I tried a very easy architecture: an embedding layer for training embdims-dimensional embeddings, a one-directional LSTM with hidden layer dimension hidden, a linear layer from hidden to nclasses, and a SoftMax layer to get the nclasses probabilities. For the LSTM I use batch_first=True.
So if I have a batch size of batchsize, max sequence length seqlen, the input shape for the LSTM is (batchsize, seqlen, embdims) and the output shape is (batchsize, seqlen, hidden).
The output of the linear layer is (batchsize, sequlen, nclasses) and the output of the Softmax is the same.
Now originally I thought I wanted to use CrossEntropyLoss to calculate the loss. I calculated the loss as
crossentloss(predictions.view(-1, nclasses), labelindices(-1)) but this never worked, because apparently the crossentropyloss already includes the equivalent of the softmax layer, I think I understand that.

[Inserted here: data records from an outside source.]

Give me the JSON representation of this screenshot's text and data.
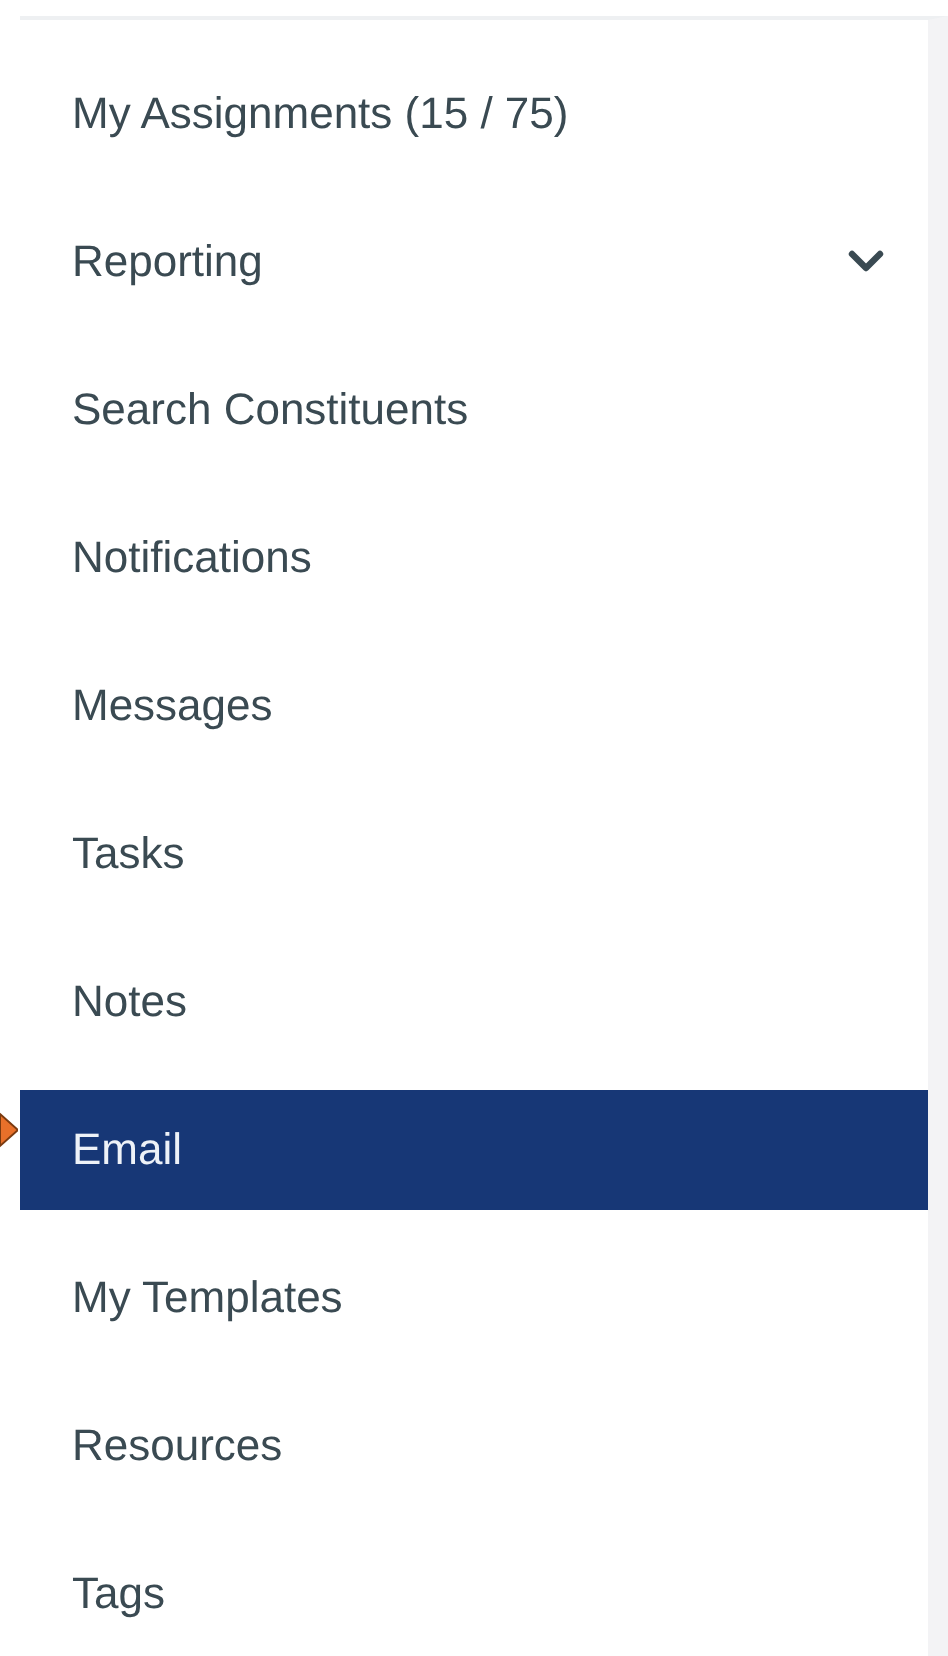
{
  "menu": {
    "items": [
      {
        "label": "My Assignments (15 / 75)",
        "kind": "link",
        "selected": false
      },
      {
        "label": "Reporting",
        "kind": "expandable",
        "expanded": false,
        "selected": false
      },
      {
        "label": "Search Constituents",
        "kind": "link",
        "selected": false
      },
      {
        "label": "Notifications",
        "kind": "link",
        "selected": false
      },
      {
        "label": "Messages",
        "kind": "link",
        "selected": false
      },
      {
        "label": "Tasks",
        "kind": "link",
        "selected": false
      },
      {
        "label": "Notes",
        "kind": "link",
        "selected": false
      },
      {
        "label": "Email",
        "kind": "link",
        "selected": true
      },
      {
        "label": "My Templates",
        "kind": "link",
        "selected": false
      },
      {
        "label": "Resources",
        "kind": "link",
        "selected": false
      },
      {
        "label": "Tags",
        "kind": "link",
        "selected": false
      }
    ]
  }
}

I then changed things so that instead of using the output of the SoftMax layer, the input to the SoftMax layer was used (the output of the linear layer) and calculated crossentloss(linearout.view(-1, nclasses), labelindices(-1)) but this also did not work.
What is the mistake? What puzzles me is that the CrossEntropyLoss function expects the shape (batchsize, classes) or (batchsize, classes, dim1, dim2 … ). So I essentially squeezed the sequence and batch dimensions into the batch dimension, but this should work since everything gets averaged over all those values anyway?
If instead of the Softmax layer I use a LogSoftmax layer and NLLLoss as the loss functions, things seem to work much better.
What would be the correct way to have a SoftMax layer at the end (so I get the actual probs) and use the appropriate loss function to work with that?